After marrying in 1904 Wilson joins Armstrong Whitworth who takes over production of the Wilson-Pilcher car. From 1908 to 1914 he works with J & E Hall of Dartford designing the Hallford lorry which sees extensive service with the army during World War I.

The sole known surviving Wilson-Pilcher car is a four-cylinder version that is retained by the Amstrong Whitworth factory and after restoration in the 1940s is presented to W.G. Wilson in the 1950s. It stays in the Wilson family until 2012 when it is sold at auction to a private collector.

With the outbreak of World War I, Wilson rejoins the navy and the Royal Naval Armoured Car Division, which protects the Royal Naval Air Service in France. When the Admiralty begins investigating armoured fighting vehicles under the Landship Committee in 1915, 20 Squadron is assigned to it and Wilson is placed in charge of the experiments. He works with the agricultural engineer William Tritton resulting in the first British tank called “Little Willie.” At Wilson’s suggestion the tracks are extended right round the vehicle. This second design becomes the prototype for the Mark I tank.

Designing several of the early British tanks, Wilson incorporates epicyclic gearing which is used in the Mark V tank to allow it to be steered by a single driver rather than the four previously needed. In 1937, he provides a new steering design which gives a larger turning radius at higher speeds.

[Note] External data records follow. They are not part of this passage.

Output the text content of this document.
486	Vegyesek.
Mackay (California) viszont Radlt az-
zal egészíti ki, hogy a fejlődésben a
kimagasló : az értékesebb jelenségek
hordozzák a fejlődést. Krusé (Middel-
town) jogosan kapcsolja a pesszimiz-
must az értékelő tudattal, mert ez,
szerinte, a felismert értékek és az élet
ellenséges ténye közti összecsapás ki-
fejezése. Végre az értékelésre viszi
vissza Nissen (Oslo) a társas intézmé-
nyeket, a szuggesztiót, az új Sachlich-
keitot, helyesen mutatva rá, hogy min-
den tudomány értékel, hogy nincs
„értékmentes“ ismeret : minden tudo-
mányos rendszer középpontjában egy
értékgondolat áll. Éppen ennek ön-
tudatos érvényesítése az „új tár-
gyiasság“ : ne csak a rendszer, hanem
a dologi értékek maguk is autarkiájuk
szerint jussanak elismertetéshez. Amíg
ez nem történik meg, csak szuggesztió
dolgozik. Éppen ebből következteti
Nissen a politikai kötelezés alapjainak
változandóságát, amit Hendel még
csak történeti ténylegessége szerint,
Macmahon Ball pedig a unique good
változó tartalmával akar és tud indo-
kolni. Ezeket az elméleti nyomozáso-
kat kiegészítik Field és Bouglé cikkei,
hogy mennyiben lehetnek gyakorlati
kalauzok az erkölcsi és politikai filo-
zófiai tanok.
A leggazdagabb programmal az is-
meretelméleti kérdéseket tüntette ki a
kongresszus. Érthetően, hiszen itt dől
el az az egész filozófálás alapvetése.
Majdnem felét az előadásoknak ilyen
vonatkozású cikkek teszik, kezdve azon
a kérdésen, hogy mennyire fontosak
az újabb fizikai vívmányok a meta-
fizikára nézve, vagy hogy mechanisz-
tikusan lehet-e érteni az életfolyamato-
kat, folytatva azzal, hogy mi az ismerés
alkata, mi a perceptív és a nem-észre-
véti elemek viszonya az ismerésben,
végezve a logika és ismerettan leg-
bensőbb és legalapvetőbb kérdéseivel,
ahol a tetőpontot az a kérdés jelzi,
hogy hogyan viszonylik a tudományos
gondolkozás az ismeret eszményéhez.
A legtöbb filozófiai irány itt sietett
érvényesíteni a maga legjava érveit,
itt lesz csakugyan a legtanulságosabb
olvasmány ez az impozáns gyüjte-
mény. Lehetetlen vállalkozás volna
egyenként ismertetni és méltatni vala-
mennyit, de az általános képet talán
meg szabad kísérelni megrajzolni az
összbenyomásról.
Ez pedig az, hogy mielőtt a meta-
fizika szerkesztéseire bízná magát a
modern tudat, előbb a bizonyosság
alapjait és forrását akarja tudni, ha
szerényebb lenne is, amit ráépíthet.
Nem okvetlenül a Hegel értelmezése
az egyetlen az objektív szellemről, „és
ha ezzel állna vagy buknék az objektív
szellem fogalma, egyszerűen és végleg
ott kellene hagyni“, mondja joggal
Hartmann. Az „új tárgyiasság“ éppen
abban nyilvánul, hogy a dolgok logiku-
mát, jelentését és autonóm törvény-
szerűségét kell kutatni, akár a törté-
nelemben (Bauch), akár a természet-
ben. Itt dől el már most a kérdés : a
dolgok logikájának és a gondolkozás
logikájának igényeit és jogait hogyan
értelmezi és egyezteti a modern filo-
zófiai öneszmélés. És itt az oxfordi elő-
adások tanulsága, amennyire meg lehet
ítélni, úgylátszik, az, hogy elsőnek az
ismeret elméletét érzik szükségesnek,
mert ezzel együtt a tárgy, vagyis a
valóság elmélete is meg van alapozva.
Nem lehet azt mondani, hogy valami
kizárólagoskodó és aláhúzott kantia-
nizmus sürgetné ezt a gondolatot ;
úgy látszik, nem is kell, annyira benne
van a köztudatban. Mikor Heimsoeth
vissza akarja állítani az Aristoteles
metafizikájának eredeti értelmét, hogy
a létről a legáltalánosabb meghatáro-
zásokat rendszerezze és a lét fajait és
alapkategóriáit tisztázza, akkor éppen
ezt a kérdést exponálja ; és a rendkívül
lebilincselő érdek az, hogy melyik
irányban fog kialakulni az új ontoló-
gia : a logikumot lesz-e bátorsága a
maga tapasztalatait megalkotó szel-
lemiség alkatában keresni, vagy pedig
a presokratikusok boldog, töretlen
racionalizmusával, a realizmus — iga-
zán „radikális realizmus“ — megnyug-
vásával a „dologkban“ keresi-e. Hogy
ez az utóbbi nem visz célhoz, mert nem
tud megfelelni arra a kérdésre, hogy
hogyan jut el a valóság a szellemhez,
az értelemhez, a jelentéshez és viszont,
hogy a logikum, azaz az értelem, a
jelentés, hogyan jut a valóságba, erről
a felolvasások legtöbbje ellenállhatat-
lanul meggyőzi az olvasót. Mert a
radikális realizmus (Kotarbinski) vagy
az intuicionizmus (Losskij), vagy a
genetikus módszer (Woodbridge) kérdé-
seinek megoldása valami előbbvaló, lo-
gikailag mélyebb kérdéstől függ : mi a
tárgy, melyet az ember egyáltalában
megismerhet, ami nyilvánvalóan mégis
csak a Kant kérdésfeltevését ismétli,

Wilson transfers to the British Army in 1916, becoming a Major in the Heavy Branch of the Machine Gun Corps. He is mentioned twice in dispatches and is appointed Companion of the Order of St. Michael and St. George in 1917.

In 1928, Wilson invents a self-changing gearbox, and forms Improved Gears Ltd. with John Davenport Siddeley to develop the design commercially. Improved Gears later becomes Self-Changing Gears. The self-changing gearboxes are available on most subsequent Armstrong Siddeley automobiles, manufactured up to 1960, as well as on Daimler, Lanchester, Talbot, ERA, AC, Invicta and Riley automobiles as well as buses, railcars and marine launches.

Walter Gordon Wilson dies in Coventry, West Midlands, England on July 1, 1957.